Douglas, Damon Illuminate HBO's 'Candelabra'
Before you see any of Behind the Candelabra -- when you just consider the concept of the TV movie and its casting — this new HBO Films production raises all sorts of questions: How much will be based on verifiable fact, and how much will be fictionalized? On an anything-goes premium-cable network such as HBO, how graphic will the sex scenes be?
And the most important questions involve the drama's two leading men, playing an ultra-flamboyant piano player and the wide-eyed young man who becomes his behind-the-scenes companion for five years. Michael Douglas? Matt Damon?
Let's dispense with the biggest curiosity factor — the casting — right away. Behind the Candelabra structures its story quite cleverly by starting with Damon as shaggy-haired Scott Thorson, a farm boy of sorts who works as a dog trainer for Hollywood films, lives with protective older foster parents, and is first shown, in 1977, shyly allowing himself to be approached at a bar by another man.
It's like 'Elvis and Me,' that TV movie about Elvis and Priscilla Presley — except that in this case, it's boy meets boy, boy gets boy, boy loses boy.
Damon's Scott is all aw-shucks innocence, and when a friend takes him to Las Vegas to see a Liberace show, it's like he's taking a trip to Oz. They walk into the Hilton showroom while the performance is in full swing, and so do we — hit immediately, and viscerally, by the excessive glitz of it all: the glass-topped gold grand piano, Liberace's silver-sequined suit and pompadoured hair, and of course his carefully rehearsed casual stage patter, with which he entertains the audience while playing piano, sometimes with only one hand. You start the scene watching Michael Douglas, but in seconds you're carried away, or at least dumbfounded, by Liberace.
When Scott's friend Bobby, played by Scott Bakula, ushers him backstage after the show to meet the star, young Scott is instantly taken in by the larger-than-life persona he encounters. And so are we — because Michael Douglas, who personified the male libido in Fatal Attraction, commits to the character of Liberace so completely and so convincingly.

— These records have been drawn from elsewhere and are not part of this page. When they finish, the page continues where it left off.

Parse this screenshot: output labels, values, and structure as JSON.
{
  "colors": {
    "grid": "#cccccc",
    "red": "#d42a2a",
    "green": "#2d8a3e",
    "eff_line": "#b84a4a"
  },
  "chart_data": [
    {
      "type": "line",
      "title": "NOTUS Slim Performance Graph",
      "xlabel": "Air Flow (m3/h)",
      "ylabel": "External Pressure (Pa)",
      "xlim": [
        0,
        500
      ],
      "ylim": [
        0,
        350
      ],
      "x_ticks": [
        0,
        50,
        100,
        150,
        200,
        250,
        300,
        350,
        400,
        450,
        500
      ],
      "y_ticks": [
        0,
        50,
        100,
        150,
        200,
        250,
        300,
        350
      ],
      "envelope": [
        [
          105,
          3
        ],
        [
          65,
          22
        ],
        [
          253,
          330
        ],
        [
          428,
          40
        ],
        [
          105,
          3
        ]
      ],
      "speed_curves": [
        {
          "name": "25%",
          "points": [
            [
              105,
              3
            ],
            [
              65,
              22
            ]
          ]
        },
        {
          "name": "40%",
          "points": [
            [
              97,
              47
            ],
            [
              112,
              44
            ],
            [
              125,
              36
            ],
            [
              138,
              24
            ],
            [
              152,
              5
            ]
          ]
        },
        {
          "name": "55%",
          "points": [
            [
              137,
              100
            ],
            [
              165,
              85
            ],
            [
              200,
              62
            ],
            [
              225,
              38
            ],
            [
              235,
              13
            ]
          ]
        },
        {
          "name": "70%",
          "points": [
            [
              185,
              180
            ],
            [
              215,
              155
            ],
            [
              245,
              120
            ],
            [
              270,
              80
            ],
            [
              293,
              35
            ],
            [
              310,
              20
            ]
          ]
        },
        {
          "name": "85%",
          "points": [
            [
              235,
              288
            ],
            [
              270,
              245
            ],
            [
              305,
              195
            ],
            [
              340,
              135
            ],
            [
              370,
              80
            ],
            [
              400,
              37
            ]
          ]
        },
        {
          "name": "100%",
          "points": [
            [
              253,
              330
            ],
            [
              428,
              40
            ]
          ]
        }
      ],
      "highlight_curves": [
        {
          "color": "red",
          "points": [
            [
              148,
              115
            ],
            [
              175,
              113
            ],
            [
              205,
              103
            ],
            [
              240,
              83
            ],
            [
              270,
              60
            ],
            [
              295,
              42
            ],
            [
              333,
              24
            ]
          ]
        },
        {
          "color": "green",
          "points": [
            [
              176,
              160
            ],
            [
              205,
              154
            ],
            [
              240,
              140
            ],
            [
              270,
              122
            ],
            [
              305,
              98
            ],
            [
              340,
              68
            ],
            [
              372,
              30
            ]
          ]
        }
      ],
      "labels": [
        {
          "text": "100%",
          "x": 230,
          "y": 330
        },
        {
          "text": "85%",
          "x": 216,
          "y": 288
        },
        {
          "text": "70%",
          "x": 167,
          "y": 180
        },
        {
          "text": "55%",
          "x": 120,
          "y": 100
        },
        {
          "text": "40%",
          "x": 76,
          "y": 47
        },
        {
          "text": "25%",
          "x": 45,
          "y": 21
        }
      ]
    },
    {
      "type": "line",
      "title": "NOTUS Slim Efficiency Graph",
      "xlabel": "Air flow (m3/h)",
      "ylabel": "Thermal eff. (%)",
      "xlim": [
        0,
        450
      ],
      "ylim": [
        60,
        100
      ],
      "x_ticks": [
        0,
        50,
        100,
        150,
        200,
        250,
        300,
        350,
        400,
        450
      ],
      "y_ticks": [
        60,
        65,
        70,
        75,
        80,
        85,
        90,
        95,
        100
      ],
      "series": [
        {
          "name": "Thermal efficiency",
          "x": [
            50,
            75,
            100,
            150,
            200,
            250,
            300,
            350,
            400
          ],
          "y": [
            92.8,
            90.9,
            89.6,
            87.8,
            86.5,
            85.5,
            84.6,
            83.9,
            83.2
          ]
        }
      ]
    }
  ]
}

From that point on, Behind the Candelabra is pretty much the arc of a showbiz love affair between a Vegas icon and an innocent who gets remade to embody that star's specific fantasies. It's like Elvis and Me, that TV movie about Elvis and Priscilla Presley — except that in this case, it's boy meets boy, boy gets boy, boy loses boy. The script is by Richard LaGravenese, who also wrote The Fisher King and The Horse Whisperer, and his approach is to underscore the similarities between gay and straight relationships, not the differences.
So yes, Damon and Douglas share a few love scenes, and sex scenes and bubble baths. But nothing in Behind the Candelabra feels gratuitous — and though the behind-the-scenes dialogue shouldn't be taken as gospel, the over-the-top settings and costumes and music are as authentic as possible. The music, in fact, was adapted by Marvin Hamlisch, whose contributions here were his last film work before he died.
Director Soderbergh, who worked with Douglas on Traffic and Damon on the Ocean's Eleven films and others, does Liberace's story justice onstage and off. As a bonus, he packs the movie with big names playing small roles: Debbie Reynolds as Liberace's mom, Dan Aykroyd as his manager, Rob Lowe as his plastic surgeon and Paul Reiser as a lawyer.
But it's the two central stars who really make Behind the Candelabra work. For Damon, it's a role that shows a different side emotionally. And for Douglas, it's about as showy a comeback role as anyone could imagine after a cancer diagnosis. And this is one Hollywood veteran who doesn't just pull it off — he owns it.